Japan’s profound woodworking culture dates back since ancient times and has been refined through the centuries, so much so that it is believed its people coexisted with trees. Most of the country’s buildings were made of wood, as were many furniture, tableware, and others.

Sashimono is a traditional Japanese craft that embodies the country’s wood culture. Cabinets, among other large pieces of furniture, are some of its products. However, a distinctive feature of Edo Sashimono, which flourished in the capital during the Edo period (1603-1867), is known for its wide range of small indoor goods that include everything, from oblong braziers to writing desks, dressers, and sewing boxes. “Though they appear to have a delicate structure at first glance, they are surprisingly firm and last for around 100 years.
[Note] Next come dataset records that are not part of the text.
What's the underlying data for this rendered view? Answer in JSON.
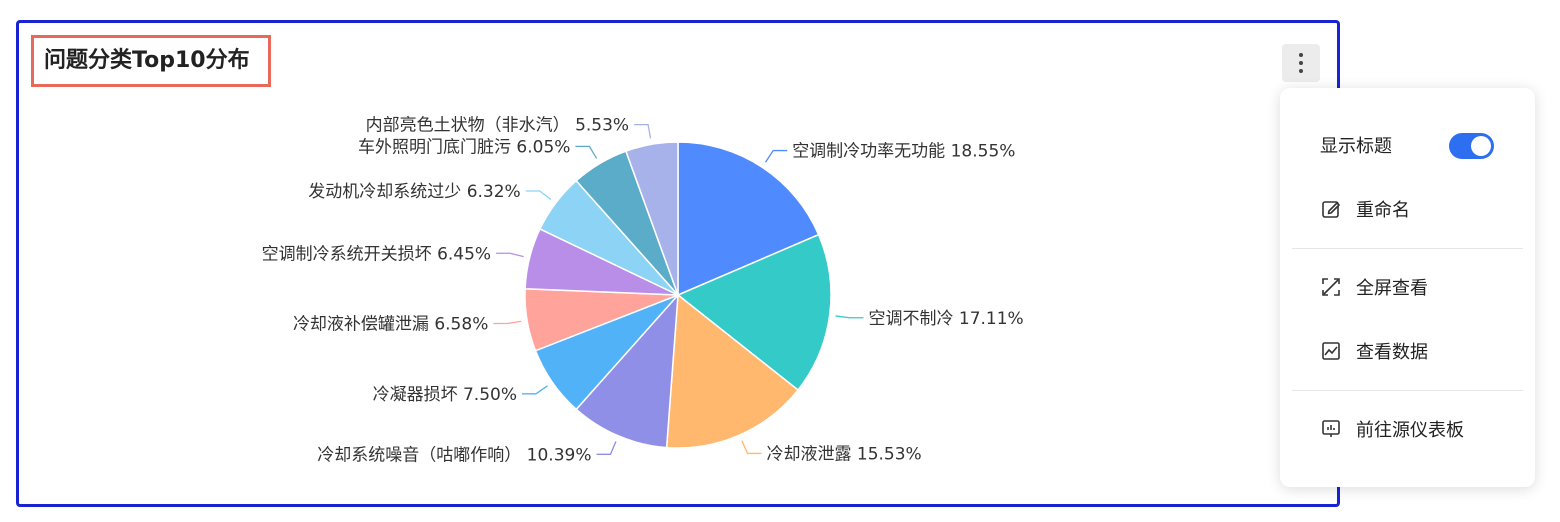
{
  "card": {
    "title": "问题分类Top10分布",
    "more_icon": "more-vertical-icon"
  },
  "menu": {
    "show_title_label": "显示标题",
    "show_title_on": true,
    "rename_label": "重命名",
    "fullscreen_label": "全屏查看",
    "view_data_label": "查看数据",
    "goto_dashboard_label": "前往源仪表板",
    "toggle_color": "#2d6ff0"
  },
  "chart_data": {
    "type": "pie",
    "title": "问题分类Top10分布",
    "categories": [
      "空调制冷功率无功能",
      "空调不制冷",
      "冷却液泄露",
      "冷却系统噪音（咕嘟作响）",
      "冷凝器损坏",
      "冷却液补偿罐泄漏",
      "空调制冷系统开关损坏",
      "发动机冷却系统过少",
      "车外照明门底门脏污",
      "内部亮色土状物（非水汽）"
    ],
    "values": [
      18.55,
      17.11,
      15.53,
      10.39,
      7.5,
      6.58,
      6.45,
      6.32,
      6.05,
      5.53
    ],
    "labels": [
      "空调制冷功率无功能 18.55%",
      "空调不制冷 17.11%",
      "冷却液泄露 15.53%",
      "冷却系统噪音（咕嘟作响） 10.39%",
      "冷凝器损坏 7.50%",
      "冷却液补偿罐泄漏 6.58%",
      "空调制冷系统开关损坏 6.45%",
      "发动机冷却系统过少 6.32%",
      "车外照明门底门脏污 6.05%",
      "内部亮色土状物（非水汽） 5.53%"
    ],
    "colors": [
      "#4f8bff",
      "#33cac8",
      "#ffb86e",
      "#8f8fe8",
      "#52b2f7",
      "#ffa39b",
      "#b98ee8",
      "#8cd3f6",
      "#5aacc8",
      "#a8b2ea"
    ],
    "legend": "none",
    "label_position": "outside"
  }
}
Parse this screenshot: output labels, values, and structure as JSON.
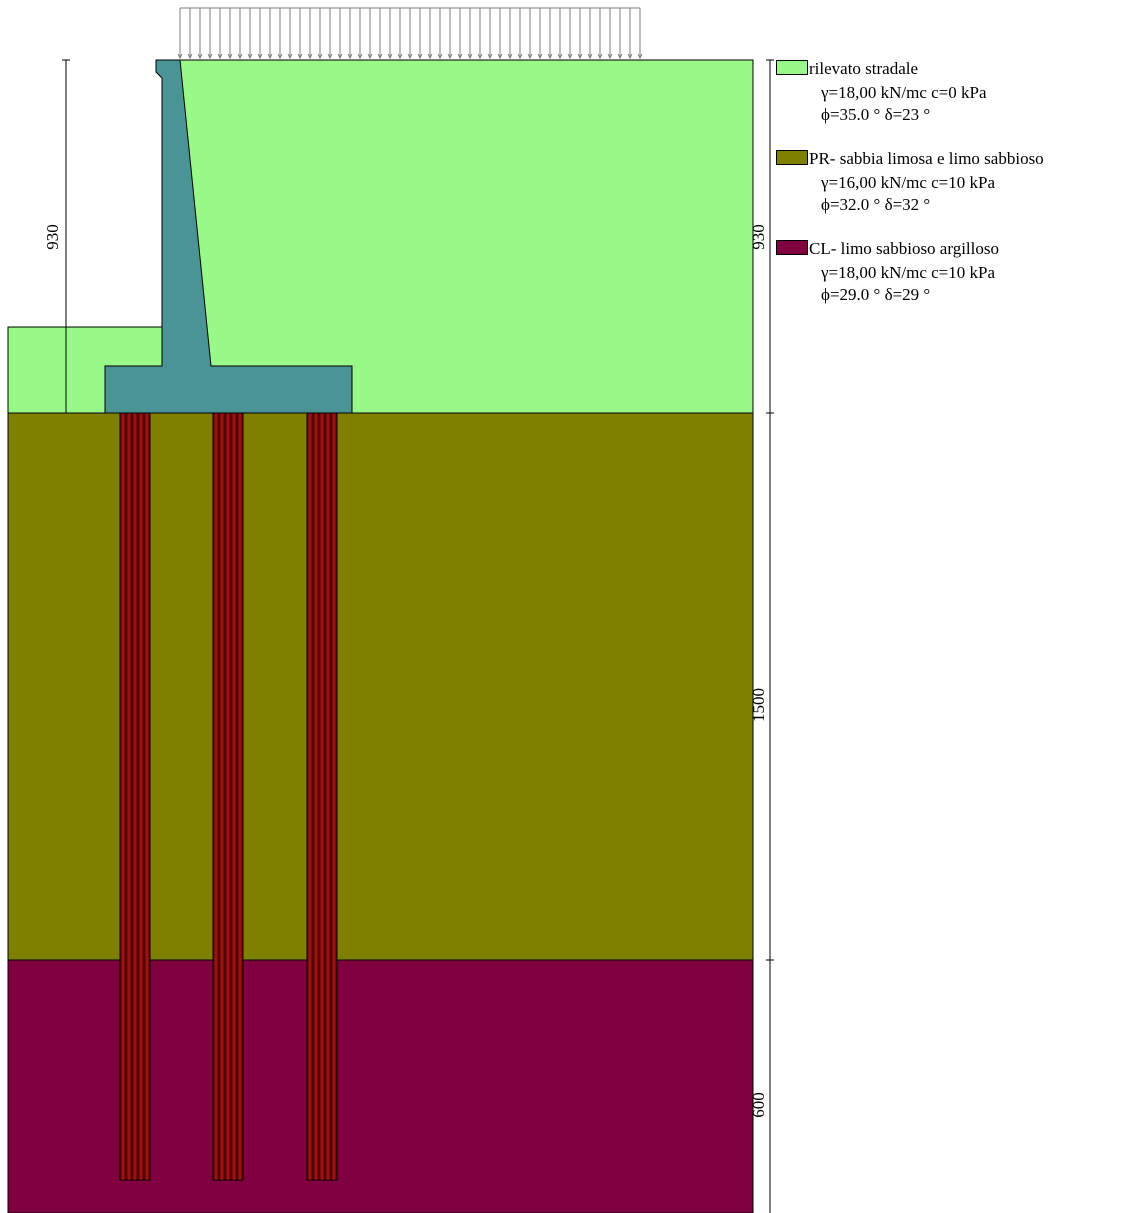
{
  "colors": {
    "rilevato": "#98F888",
    "pr": "#808000",
    "cl": "#800040",
    "wall": "#4A9496",
    "pile_dark": "#7A0A0A",
    "pile_stripe": "#C01818",
    "outline": "#000000",
    "load_arrow": "#7F7F7F"
  },
  "dimensions": {
    "left_height": "930",
    "right_top": "930",
    "right_middle": "1500",
    "right_bottom": "600"
  },
  "legend": [
    {
      "name": "rilevato stradale",
      "color": "#98F888",
      "gamma_line": "γ=18,00 kN/mc c=0 kPa",
      "angle_line": "ϕ=35.0 °  δ=23 °"
    },
    {
      "name": "PR- sabbia limosa e limo sabbioso",
      "color": "#808000",
      "gamma_line": "γ=16,00 kN/mc c=10 kPa",
      "angle_line": "ϕ=32.0 °  δ=32 °"
    },
    {
      "name": "CL- limo sabbioso argilloso",
      "color": "#800040",
      "gamma_line": "γ=18,00 kN/mc c=10 kPa",
      "angle_line": "ϕ=29.0 °  δ=29 °"
    }
  ],
  "piles_count": 3
}
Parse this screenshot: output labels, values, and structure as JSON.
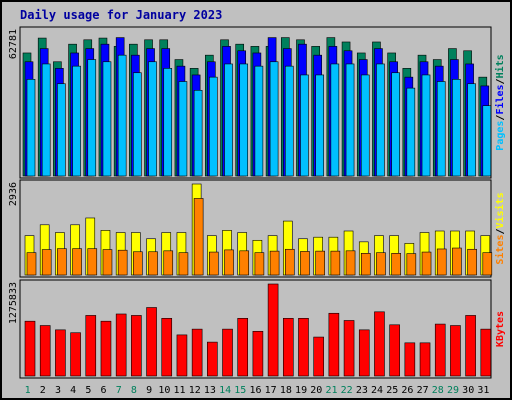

They’re not showy, but the woodgrains have a striking beauty, and there is ingenious skill hidden away in them. This may have resonated with Edo locals’ chic sensibilities,” said Yutaka Mogami, 68, the third-generation head of an Edo sashimono workshop in Tokyo’s Kuramae area. Sashimono is a technique in which wooden parts are affixed without using iron nails. Instead, projections and recesses are cut into the wood and interlocked to attach the pieces together.

The allure of the Edo sashimono is its extreme durability despite its delicate appearance. With an overall minimalist and polished nature, Sashimono’s tender elegance is kept together by undetectable joints.